Even if the lion’s share of white-collar work can be done remotely, that doesn’t necessarily mean it should be. There are two factors to consider: the impact of remote work on productivity, and the desires of the workers themselves.
The impact of working from home on productivity seems to vary from activity to activity. Research from prior to the pandemic suggests that activities requiring a high degree of collaboration or significant interdependence tend to be more productive when performed in person. The challenge is that these activities represent a growing share of white-collar workers’ jobs.
Firms also need to consider what their workers want. With no daily commute, remote work saves employees time and money. Working from home also allows employees to have more time with their families and greater flexibility in how they spend their day. But there are significant downsides as well: Workers can feel cut off from their workplace social life, lack apprenticeship, and struggle to manage the boundary between work and personal time.
The sustained sense of isolation and lack of meaningful connection with colleagues may be increasingly weighing on workers. Connection and trust are critical ingredients for effectively operating complex businesses. The big question is whether companies can maintain connection and trust without the physical connection that offices provide.
Shared office space helps firms feel more like a community and less like an impersonal marketplace. When working remotely, it’s particularly difficult to reproduce the informal and unplanned interpersonal interactions of everyday office life.
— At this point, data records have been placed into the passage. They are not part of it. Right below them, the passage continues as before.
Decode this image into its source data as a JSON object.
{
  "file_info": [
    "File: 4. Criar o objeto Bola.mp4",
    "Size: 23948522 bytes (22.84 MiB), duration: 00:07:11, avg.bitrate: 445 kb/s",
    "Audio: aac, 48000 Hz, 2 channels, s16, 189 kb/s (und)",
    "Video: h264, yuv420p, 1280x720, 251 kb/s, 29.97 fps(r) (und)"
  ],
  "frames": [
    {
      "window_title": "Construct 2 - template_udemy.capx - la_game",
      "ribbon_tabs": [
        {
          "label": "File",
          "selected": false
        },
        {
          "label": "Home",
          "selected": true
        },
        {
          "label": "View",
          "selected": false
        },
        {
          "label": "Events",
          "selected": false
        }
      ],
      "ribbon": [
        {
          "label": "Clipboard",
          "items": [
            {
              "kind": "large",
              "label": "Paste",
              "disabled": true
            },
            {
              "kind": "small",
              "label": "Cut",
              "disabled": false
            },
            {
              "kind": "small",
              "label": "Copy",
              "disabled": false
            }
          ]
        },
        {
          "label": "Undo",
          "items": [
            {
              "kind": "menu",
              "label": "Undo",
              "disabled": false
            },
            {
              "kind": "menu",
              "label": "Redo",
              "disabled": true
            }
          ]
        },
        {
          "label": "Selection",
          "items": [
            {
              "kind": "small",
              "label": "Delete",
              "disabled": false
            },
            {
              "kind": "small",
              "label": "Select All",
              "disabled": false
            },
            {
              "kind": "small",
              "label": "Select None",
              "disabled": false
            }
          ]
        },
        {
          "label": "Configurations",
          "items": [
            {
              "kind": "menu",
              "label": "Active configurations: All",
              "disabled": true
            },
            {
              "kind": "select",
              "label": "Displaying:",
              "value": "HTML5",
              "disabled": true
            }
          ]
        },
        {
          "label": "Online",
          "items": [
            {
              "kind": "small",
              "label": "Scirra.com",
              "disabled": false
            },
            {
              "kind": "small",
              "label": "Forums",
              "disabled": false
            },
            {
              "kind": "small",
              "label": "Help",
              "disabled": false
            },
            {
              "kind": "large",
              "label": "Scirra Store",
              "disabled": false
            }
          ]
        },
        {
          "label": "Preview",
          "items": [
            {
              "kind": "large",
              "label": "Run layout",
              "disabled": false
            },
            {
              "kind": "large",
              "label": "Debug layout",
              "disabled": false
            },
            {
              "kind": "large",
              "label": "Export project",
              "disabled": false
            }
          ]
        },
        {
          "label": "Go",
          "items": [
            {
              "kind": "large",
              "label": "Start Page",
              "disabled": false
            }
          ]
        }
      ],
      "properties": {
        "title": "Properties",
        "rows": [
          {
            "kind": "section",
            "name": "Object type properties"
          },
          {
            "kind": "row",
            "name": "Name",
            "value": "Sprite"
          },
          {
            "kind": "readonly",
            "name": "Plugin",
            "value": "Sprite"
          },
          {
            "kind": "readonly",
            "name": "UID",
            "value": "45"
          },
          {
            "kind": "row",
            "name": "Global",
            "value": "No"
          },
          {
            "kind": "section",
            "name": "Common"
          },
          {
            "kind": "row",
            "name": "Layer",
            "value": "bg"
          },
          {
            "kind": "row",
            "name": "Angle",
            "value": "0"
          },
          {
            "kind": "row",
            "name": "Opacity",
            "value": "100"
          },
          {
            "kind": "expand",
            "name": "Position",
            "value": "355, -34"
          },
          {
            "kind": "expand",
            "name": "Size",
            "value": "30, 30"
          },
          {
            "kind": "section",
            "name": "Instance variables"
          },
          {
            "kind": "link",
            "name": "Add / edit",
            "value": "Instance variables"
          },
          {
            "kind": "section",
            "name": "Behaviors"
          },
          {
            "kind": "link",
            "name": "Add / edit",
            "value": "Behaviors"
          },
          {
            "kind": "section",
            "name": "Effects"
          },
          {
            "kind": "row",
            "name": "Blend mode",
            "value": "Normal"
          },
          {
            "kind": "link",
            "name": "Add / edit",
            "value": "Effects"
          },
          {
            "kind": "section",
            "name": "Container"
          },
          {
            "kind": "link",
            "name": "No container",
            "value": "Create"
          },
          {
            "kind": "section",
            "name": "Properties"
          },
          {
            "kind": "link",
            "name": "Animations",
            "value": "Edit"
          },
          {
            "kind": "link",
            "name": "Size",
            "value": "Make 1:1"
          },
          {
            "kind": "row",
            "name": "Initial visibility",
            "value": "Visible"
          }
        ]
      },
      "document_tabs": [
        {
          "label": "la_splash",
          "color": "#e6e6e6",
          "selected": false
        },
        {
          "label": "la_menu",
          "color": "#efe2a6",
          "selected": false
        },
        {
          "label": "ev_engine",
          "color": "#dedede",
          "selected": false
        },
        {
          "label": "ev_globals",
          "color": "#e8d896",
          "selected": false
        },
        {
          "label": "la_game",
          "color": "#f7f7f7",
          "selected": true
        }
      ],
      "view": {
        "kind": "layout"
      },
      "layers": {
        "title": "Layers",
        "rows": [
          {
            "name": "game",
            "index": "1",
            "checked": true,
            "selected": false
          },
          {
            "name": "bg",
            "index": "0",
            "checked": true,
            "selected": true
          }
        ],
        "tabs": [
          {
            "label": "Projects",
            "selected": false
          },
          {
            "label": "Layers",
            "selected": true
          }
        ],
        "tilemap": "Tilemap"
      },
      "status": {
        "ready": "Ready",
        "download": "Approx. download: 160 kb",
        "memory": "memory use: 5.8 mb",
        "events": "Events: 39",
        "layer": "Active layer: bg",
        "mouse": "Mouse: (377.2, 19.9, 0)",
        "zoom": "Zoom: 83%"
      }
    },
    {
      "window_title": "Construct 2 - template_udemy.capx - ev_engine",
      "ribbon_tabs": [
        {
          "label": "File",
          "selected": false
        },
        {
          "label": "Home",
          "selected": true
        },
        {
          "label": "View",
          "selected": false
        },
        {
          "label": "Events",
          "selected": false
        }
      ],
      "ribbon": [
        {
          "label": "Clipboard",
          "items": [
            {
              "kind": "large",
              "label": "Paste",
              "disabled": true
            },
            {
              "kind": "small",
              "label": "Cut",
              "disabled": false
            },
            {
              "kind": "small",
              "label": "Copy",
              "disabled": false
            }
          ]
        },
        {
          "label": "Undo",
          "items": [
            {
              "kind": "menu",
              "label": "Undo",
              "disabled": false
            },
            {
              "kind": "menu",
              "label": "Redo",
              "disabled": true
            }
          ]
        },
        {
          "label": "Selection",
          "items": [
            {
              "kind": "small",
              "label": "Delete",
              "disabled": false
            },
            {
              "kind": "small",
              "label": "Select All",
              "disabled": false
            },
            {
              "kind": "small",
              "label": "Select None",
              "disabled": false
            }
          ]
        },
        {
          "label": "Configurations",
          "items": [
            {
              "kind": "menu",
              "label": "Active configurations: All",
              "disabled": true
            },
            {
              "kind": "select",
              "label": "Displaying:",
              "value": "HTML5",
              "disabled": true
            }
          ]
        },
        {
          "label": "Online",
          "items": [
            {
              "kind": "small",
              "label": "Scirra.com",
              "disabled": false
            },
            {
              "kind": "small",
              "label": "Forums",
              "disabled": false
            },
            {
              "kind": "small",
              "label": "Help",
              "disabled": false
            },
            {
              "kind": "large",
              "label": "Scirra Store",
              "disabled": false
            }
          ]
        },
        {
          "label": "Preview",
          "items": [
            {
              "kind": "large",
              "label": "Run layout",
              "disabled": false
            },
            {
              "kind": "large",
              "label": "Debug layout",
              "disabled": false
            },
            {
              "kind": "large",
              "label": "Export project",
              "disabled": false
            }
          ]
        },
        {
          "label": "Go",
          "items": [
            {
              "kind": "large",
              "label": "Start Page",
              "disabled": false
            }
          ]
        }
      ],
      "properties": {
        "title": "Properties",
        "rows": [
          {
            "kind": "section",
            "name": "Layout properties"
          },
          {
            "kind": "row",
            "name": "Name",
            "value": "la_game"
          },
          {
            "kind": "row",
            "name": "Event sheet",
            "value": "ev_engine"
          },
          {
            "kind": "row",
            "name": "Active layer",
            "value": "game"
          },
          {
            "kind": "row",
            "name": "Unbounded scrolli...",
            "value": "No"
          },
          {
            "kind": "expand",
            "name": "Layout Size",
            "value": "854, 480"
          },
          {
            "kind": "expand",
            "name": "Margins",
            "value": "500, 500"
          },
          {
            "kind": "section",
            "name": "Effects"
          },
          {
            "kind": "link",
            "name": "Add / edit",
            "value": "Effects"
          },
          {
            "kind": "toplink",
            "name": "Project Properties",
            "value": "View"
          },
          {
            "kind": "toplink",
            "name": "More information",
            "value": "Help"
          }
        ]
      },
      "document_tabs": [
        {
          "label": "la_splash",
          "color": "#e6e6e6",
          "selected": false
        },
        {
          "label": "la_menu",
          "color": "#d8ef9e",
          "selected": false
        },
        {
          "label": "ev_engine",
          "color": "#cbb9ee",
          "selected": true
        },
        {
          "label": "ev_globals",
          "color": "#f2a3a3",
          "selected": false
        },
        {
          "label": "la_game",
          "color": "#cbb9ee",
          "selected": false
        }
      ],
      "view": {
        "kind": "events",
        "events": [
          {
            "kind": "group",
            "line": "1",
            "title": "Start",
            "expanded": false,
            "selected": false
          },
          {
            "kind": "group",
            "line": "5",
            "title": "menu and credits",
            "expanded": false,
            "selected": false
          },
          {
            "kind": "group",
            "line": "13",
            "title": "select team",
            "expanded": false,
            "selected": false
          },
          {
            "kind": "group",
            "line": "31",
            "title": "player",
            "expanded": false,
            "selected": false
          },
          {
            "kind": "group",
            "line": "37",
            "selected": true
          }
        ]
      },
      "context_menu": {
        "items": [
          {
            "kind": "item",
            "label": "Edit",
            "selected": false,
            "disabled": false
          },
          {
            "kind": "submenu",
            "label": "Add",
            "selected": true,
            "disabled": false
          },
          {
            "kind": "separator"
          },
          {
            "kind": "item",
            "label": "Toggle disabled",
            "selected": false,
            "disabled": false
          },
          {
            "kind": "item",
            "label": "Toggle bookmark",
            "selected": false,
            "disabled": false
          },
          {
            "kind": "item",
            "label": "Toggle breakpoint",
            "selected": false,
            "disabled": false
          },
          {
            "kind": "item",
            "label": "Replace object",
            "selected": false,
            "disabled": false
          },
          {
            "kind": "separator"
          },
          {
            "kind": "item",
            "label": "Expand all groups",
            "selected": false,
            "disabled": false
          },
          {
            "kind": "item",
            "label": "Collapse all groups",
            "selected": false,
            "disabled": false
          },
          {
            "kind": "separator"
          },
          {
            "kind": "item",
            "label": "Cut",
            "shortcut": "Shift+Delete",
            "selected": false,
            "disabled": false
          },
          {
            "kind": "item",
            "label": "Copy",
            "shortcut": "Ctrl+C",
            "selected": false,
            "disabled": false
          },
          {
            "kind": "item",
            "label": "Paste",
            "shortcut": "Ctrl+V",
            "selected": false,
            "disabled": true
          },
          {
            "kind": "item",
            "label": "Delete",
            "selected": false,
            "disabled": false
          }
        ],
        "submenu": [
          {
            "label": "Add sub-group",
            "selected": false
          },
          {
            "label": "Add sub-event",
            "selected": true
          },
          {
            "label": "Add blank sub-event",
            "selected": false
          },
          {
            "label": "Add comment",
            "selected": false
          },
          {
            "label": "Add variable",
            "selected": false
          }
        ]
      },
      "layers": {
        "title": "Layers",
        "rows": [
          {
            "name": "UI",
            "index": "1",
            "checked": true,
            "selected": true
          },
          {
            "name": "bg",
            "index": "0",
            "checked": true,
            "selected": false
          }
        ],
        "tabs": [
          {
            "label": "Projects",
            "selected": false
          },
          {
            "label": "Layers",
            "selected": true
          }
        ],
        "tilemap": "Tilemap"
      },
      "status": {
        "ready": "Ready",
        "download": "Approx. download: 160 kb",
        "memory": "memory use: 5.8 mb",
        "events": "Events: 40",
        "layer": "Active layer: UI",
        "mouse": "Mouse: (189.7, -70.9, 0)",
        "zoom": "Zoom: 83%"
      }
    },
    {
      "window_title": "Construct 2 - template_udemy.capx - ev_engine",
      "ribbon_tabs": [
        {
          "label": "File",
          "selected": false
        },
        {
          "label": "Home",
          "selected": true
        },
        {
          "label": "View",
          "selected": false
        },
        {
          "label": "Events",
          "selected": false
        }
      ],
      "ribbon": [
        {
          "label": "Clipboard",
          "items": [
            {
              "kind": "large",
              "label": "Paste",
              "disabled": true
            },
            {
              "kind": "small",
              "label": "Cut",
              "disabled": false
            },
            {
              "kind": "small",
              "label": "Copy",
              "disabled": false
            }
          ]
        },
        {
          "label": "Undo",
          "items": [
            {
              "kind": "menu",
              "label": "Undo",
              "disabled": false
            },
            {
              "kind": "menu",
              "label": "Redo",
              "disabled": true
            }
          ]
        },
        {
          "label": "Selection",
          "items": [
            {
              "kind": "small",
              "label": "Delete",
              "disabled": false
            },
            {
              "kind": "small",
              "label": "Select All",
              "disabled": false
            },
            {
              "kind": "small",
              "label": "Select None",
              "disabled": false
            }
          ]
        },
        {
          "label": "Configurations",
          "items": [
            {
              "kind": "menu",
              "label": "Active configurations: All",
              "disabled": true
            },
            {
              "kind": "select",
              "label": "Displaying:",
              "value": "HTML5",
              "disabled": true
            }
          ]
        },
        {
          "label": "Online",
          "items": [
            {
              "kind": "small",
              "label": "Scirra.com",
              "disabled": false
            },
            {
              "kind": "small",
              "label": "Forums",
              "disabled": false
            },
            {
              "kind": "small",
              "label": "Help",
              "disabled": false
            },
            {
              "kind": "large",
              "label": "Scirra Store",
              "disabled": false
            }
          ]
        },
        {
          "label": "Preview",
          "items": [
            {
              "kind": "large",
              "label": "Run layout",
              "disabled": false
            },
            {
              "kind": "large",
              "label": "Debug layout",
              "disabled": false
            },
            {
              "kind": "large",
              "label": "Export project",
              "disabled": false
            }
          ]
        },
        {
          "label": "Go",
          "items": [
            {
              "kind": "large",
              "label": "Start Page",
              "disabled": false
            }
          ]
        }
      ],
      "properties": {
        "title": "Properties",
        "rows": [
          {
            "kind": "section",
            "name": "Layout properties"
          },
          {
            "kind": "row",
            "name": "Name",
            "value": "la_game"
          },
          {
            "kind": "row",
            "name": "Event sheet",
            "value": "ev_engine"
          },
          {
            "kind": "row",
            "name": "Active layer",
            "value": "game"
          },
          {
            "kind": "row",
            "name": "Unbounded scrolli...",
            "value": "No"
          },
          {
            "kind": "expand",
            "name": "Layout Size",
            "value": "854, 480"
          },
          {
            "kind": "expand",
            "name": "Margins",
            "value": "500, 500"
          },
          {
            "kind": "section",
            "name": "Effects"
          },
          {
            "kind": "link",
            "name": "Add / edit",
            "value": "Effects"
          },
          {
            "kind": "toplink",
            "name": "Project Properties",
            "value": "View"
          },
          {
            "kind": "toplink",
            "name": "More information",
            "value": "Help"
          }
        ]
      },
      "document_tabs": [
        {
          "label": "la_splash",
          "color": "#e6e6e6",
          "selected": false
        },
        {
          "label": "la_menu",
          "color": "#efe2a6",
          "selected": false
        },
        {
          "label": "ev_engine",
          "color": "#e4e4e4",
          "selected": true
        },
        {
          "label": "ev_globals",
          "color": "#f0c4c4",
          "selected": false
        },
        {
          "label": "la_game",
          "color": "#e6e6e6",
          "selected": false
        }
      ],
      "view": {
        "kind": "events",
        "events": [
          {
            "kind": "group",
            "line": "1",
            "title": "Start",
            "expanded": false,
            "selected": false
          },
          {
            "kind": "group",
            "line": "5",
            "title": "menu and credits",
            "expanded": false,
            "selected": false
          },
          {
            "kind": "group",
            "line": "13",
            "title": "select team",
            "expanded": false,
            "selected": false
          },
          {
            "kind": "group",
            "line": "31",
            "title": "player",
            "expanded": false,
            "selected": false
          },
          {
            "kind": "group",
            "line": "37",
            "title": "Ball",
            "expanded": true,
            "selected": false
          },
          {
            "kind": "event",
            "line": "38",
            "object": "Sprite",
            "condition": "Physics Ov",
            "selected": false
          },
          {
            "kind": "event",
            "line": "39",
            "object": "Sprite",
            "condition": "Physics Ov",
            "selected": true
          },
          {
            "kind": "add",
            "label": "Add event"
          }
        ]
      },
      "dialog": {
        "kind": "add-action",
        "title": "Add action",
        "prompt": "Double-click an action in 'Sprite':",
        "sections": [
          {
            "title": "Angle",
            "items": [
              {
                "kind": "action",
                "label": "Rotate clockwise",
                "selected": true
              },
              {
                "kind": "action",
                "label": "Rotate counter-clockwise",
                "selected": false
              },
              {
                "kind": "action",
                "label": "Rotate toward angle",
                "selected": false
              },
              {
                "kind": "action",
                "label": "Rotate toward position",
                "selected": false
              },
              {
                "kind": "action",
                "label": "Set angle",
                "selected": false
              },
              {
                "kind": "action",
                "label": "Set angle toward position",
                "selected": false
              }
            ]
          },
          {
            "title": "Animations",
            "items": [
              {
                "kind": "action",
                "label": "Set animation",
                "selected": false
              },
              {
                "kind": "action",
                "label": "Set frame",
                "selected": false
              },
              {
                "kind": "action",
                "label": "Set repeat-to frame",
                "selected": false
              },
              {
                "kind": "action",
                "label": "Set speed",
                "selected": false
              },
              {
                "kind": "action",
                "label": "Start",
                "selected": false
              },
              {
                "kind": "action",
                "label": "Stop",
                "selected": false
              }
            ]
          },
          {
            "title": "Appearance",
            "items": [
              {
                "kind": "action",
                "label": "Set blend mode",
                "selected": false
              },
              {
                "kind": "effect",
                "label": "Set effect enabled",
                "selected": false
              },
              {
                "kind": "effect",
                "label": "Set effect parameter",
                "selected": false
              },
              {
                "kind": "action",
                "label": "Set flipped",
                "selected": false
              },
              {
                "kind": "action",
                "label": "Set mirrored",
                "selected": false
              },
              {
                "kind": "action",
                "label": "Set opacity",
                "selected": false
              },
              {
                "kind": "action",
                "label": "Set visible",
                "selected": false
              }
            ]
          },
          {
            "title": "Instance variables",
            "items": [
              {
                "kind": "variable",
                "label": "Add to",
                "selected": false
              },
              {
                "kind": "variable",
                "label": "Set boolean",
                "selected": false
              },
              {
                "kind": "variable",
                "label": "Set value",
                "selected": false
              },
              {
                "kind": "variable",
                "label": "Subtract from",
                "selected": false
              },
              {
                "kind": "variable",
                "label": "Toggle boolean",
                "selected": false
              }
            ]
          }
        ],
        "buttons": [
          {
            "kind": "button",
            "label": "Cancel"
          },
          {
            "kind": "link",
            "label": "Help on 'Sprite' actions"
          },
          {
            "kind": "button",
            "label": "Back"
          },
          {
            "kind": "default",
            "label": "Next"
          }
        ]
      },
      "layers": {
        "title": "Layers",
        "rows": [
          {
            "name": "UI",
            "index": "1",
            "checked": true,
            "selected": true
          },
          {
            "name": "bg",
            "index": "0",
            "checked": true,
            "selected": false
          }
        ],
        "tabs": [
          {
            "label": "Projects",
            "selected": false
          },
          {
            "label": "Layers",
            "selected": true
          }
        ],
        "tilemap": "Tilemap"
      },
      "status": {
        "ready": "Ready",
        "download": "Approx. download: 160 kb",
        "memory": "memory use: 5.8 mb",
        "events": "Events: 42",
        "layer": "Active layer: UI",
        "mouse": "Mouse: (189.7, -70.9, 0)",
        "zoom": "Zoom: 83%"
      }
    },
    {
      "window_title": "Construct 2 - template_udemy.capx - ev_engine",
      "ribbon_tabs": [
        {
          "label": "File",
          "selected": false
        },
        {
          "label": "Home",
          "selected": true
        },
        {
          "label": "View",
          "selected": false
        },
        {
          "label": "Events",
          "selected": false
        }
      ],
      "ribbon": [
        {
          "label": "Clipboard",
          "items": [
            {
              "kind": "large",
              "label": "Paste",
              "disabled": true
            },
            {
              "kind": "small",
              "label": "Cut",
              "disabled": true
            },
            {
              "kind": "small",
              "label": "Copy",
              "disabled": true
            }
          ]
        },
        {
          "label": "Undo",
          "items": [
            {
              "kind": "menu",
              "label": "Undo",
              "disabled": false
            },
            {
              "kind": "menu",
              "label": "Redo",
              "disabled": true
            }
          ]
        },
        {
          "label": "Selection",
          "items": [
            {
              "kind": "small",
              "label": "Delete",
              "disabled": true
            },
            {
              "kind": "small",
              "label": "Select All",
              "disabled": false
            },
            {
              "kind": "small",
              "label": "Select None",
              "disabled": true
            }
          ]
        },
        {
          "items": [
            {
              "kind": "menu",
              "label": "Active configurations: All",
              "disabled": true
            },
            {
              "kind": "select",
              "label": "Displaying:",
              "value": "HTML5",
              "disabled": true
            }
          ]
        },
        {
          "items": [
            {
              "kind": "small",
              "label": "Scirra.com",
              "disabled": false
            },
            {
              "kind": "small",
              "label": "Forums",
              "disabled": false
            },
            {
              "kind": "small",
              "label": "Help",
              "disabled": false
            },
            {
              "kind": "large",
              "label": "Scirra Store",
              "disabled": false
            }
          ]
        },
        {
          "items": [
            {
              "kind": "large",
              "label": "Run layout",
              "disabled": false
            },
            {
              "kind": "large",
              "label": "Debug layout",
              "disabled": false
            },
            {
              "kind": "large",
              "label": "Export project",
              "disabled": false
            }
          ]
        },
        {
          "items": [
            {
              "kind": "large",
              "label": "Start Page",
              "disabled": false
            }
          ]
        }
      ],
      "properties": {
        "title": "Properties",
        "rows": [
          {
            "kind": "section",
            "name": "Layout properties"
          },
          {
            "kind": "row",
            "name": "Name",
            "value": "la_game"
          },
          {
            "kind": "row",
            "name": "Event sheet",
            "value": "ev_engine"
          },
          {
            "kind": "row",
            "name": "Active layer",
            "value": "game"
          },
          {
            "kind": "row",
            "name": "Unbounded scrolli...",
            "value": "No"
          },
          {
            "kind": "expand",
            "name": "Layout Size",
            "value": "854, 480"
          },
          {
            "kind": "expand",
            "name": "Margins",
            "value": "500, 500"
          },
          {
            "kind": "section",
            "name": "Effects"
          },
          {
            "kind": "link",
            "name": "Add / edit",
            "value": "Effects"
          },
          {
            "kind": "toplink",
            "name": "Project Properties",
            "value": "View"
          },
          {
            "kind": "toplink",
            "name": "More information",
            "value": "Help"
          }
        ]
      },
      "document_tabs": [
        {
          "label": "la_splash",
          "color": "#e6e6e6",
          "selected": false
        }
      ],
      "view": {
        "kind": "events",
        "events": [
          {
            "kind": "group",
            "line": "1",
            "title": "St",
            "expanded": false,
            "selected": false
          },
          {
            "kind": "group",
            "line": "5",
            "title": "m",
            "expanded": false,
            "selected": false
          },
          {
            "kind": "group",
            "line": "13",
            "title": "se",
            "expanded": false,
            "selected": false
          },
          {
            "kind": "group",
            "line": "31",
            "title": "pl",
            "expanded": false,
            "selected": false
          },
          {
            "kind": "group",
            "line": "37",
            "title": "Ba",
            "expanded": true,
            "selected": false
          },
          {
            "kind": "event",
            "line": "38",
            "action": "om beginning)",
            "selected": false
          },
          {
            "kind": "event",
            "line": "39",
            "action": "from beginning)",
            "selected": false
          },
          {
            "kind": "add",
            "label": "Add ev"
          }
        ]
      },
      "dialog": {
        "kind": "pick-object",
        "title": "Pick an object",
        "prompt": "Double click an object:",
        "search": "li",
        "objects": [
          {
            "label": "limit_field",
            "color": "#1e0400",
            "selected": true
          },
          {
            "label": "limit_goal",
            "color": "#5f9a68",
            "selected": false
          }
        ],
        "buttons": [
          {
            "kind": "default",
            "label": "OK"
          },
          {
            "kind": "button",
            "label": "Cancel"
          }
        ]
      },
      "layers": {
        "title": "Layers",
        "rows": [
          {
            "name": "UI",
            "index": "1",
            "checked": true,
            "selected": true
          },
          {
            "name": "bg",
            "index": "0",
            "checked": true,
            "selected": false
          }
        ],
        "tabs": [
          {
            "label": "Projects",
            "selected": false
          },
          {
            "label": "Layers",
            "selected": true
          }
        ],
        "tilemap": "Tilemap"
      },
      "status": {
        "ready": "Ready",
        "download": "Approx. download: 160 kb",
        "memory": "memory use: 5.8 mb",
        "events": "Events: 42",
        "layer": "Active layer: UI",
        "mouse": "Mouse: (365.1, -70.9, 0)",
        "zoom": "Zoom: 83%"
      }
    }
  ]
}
For many firms, the success of remote work during the pandemic has come at the cost of the cultural capital and goodwill that colleagues have built up over the years. Over time, especially as new recruits join, maintaining culture and connection may become increasingly difficult—although there is plenty of room for experimentation in this space.
As the rise of contingent and remote work loosens the boundaries of the firm, there’s a risk that workers come to view their relationship with their organizations in a purely transactional light. As a result, the bonds of trust that form the connective tissue of the firm are in jeopardy of fraying.
None of this is to say that it’s impossible to maintain a strong and cohesive organization while increasingly relying on contingent and remote work. But examples of sustained success at scale are few and far between.
Forward-looking leaders can start by creating a shared vision and values. The best firms sustain a distinctive character, underpinned by a set of unifying values, even as they scale. It requires a thoughtful combination of leadership role modeling, peer-to-peer activation, formal incentives, and a shared corporate mythology. As remote and contingent work grow, creating informal bonding opportunities for remote workers will be critical. Leaders will also need to engage contingent workers and partners. To succeed, firms will need to harness significant innovation and creativity—but those that can crack the code stand to gain a significant competitive advantage. -TradeArabia News Service
* Juerg Kronenberg is Partner, Bain & Company Middle East and Andrew Schwedel is Partner, Bain & Company New York.